On Thu, 14 Sep 2017, Riccardo (Jack) Lucchetti wrote:
 On Wed, 13 Sep 2017, Allin Cottrell wrote:
>> Not sure about this, but my initial reaction is that it may be assuming 
>> too much about our "discrete" series.
>> 
>> In R, isn't a "factor" a variable that (in gretl parlance) has to
be 
>> "dummified" before use in regression?  That is, an arbitrary encoding
of a 
>> qualitative characteristic?
 Yes, you're right.
>> If so, then I think the above is wrong, since a gretl-discrete series 
>> could be a perfectly valid (albeit quantized) quantitative variable; for 
>> example, years of education or number of bedrooms.
>> 
>> But If I'm wrong about what a "factor" is to R, my objection may
fall.
> 
> Sorry, I should have added: we now have the facility, under the "setinfo" 

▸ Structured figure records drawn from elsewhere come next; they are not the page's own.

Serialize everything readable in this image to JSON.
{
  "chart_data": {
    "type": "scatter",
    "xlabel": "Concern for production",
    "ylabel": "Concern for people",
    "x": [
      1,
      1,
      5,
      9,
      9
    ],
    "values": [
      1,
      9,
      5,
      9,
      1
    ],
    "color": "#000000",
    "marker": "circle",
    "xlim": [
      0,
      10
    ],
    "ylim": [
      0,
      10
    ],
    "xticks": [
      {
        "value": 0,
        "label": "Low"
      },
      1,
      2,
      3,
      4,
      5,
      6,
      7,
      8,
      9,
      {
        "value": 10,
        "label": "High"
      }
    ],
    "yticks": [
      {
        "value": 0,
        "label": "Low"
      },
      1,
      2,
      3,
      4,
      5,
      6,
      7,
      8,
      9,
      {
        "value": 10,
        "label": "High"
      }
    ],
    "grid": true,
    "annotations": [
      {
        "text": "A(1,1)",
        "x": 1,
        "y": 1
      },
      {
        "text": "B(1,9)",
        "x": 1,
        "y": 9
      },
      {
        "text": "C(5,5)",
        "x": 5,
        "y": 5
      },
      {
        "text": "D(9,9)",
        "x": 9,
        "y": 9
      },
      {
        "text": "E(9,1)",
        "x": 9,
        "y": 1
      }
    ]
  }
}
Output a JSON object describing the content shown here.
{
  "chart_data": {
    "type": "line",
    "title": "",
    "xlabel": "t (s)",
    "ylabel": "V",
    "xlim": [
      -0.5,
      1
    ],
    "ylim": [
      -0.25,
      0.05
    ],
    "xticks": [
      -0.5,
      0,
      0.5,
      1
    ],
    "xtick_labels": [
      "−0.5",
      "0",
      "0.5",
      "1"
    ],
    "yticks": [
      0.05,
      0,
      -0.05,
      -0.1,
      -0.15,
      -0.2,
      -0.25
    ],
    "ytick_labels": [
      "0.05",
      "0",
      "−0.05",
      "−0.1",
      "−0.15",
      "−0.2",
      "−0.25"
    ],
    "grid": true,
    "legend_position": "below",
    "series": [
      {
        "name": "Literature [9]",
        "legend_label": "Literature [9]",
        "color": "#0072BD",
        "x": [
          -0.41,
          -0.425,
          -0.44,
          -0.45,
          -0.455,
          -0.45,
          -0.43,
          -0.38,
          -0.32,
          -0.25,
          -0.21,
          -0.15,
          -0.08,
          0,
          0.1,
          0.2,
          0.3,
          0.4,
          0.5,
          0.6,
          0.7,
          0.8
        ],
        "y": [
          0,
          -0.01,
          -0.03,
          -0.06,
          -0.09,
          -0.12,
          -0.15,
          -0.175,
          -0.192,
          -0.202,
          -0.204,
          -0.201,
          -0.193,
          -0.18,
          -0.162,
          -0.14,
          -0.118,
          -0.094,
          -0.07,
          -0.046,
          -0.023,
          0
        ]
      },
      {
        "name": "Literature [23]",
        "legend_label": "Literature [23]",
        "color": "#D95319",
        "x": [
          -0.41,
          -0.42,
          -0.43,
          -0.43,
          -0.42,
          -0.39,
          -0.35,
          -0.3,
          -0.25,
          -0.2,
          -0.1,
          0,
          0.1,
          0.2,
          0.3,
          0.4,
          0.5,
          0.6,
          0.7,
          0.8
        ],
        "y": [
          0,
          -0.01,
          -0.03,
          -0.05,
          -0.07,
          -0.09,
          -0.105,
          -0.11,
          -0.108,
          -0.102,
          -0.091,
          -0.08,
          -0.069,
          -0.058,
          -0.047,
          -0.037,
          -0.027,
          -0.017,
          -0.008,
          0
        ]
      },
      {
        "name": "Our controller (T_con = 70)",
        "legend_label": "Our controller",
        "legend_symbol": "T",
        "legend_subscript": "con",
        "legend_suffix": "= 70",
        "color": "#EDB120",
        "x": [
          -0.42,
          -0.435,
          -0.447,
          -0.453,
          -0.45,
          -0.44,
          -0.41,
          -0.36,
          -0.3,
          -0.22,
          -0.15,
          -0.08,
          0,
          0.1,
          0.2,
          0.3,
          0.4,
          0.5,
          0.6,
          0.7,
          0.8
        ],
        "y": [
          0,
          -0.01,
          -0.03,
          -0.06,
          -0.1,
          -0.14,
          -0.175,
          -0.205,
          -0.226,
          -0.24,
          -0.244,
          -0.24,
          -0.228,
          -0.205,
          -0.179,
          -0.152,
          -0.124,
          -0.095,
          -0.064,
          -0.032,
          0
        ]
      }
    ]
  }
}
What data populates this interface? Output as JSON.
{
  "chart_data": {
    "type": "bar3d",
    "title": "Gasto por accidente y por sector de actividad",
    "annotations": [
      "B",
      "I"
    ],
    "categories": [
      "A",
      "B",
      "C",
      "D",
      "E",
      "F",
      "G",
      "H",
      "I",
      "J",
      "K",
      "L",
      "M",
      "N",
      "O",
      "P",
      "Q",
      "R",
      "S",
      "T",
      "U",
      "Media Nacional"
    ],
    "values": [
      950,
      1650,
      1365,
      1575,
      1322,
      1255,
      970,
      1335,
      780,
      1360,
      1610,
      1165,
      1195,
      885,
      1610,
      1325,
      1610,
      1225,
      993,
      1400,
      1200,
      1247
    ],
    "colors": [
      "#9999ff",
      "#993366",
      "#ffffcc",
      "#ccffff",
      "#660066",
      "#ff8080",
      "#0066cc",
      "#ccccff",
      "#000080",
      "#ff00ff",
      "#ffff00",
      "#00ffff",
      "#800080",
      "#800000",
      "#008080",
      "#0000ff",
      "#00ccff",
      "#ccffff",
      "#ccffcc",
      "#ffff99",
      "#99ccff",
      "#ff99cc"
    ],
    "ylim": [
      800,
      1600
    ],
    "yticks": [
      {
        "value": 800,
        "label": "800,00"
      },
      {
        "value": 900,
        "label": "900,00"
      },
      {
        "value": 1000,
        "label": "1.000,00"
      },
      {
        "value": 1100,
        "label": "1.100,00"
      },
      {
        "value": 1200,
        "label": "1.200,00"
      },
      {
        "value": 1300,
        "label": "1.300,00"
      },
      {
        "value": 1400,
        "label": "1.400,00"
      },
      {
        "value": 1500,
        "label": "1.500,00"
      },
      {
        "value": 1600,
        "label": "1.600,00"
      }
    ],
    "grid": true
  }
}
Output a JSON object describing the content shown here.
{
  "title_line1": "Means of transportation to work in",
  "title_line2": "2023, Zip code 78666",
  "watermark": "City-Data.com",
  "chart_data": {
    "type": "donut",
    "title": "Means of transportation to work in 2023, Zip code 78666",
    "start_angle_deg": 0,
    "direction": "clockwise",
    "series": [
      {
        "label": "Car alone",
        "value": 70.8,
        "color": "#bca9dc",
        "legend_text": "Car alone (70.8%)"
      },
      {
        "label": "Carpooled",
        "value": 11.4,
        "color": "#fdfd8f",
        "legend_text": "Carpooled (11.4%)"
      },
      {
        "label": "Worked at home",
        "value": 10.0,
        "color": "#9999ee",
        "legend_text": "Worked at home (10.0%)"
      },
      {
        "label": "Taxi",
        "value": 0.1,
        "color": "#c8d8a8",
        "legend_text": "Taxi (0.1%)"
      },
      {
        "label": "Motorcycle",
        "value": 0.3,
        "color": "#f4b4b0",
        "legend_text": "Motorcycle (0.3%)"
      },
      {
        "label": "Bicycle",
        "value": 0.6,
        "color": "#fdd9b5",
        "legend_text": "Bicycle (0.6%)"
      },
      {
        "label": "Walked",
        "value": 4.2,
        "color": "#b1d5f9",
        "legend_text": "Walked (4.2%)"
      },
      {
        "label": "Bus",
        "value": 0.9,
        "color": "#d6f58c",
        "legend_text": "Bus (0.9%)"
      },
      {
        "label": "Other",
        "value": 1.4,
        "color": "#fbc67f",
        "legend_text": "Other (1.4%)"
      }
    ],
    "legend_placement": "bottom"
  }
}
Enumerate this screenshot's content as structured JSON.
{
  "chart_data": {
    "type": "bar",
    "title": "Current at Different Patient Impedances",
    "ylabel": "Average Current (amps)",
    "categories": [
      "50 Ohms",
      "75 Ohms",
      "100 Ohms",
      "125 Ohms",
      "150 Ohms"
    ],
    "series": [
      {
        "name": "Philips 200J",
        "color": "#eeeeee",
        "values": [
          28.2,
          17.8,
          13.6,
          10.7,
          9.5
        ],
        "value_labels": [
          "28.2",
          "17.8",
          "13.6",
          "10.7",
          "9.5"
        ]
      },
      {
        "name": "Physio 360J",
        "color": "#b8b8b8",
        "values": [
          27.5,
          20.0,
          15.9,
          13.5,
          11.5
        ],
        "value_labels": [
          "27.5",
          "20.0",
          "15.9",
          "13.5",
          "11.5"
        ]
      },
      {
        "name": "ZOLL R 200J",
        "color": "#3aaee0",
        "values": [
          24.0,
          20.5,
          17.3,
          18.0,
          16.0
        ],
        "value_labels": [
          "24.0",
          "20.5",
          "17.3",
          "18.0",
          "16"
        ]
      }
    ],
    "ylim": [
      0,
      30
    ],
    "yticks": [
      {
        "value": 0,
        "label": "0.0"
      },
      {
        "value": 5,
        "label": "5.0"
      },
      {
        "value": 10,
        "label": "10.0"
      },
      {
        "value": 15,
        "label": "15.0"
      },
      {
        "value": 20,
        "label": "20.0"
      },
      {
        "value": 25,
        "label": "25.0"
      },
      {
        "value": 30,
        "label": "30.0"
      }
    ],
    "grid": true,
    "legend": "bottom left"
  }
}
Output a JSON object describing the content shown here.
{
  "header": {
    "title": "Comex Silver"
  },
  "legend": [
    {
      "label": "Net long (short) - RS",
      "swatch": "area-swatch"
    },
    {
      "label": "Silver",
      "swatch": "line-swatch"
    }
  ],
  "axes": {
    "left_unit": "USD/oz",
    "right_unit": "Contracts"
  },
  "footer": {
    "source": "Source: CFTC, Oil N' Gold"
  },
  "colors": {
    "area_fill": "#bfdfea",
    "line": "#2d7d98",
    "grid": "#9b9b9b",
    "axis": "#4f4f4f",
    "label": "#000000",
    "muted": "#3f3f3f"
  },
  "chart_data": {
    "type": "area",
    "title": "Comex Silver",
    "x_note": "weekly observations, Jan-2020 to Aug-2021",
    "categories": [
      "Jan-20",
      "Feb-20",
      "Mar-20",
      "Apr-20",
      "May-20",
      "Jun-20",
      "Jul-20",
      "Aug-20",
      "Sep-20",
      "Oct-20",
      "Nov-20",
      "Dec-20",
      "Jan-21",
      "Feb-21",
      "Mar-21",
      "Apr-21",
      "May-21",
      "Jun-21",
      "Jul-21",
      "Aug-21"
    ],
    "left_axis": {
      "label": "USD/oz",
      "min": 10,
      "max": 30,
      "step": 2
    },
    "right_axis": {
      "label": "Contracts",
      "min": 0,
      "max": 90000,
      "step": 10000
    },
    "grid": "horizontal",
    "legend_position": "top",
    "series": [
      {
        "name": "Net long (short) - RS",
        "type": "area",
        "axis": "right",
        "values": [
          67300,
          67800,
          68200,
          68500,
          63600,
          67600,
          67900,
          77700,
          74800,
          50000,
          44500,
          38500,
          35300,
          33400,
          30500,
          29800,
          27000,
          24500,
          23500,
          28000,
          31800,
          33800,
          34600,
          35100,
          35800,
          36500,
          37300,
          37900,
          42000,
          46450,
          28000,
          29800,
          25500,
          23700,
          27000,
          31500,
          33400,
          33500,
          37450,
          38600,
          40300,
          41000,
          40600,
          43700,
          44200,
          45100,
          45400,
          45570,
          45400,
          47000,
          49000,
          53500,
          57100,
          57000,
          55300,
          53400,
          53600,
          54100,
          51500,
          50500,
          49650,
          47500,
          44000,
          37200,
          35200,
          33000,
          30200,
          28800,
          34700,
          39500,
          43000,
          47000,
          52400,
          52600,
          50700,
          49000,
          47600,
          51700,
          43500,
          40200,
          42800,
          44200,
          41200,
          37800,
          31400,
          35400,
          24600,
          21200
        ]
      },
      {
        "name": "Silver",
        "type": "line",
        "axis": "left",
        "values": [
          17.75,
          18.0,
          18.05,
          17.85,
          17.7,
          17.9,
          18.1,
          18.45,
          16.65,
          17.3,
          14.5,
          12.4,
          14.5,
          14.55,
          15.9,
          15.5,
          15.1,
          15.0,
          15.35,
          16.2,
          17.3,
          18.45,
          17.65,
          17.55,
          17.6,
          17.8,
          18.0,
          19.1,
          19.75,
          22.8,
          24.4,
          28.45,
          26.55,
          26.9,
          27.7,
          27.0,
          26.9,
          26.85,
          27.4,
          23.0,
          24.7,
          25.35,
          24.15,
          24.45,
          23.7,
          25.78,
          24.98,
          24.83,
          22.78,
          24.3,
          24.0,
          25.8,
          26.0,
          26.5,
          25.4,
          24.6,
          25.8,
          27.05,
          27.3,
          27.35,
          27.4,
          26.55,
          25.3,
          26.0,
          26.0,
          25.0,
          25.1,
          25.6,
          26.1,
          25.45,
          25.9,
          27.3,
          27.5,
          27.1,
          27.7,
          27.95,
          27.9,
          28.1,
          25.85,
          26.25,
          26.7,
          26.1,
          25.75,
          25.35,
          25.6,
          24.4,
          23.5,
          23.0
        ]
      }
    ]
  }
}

> command, of marking a series as "coded". And when we write a
"coded" series 
> as CSV we quote the numerical values, in response to which R automatically 
> treats the series as a "factor". So I think we already have what you're
> aiming at here.
 I agree that the mapping to R's factors is much more accurate if we used the 
 "coded" bit. However, R doesn't seem to make this distinction automagically
 for integer-valued coded strings. Example:
 <hansl>
 nulldata 50
 cont1 = normal()
 disc1 = floor(uniform(1,5))
 disc2 = floor(uniform(4,18))
 stringify(disc1, defarray("a", "b", "c", "d")) #
string-valued series
 list D = disc1 disc2
 loop foreach i D
    setinfo $i --coded
 endloop
 foreign language=R --send-data
    summary(gretldata);
 	is.factor(gretldata$disc1);
 	is.factor(gretldata$disc2);
 end foreign
 </hansl> 
Hmm, I see what you mean. Not sure where I got the idea that "quoted 
in CSV" means factor to R, but apparently it's not true in general.
 Perhaps we could force R to treat variables as factors via an
additional 
 option to foreign, something like
 foreign language=R --send-data --as-factors=X
 where X is a list. 
In git there's now something more automated than that: we have a 
variant of what you sketched in
http://lists.wfu.edu/pipermail/gretl-devel/2017-September/007916.html
whereby we send R a matrix that identifies any "coded" series in
gretl as factors for R. (We handle the case where the data passed to 
R are a subset of the full dataset, as in --send-data=Rlist.)
Allin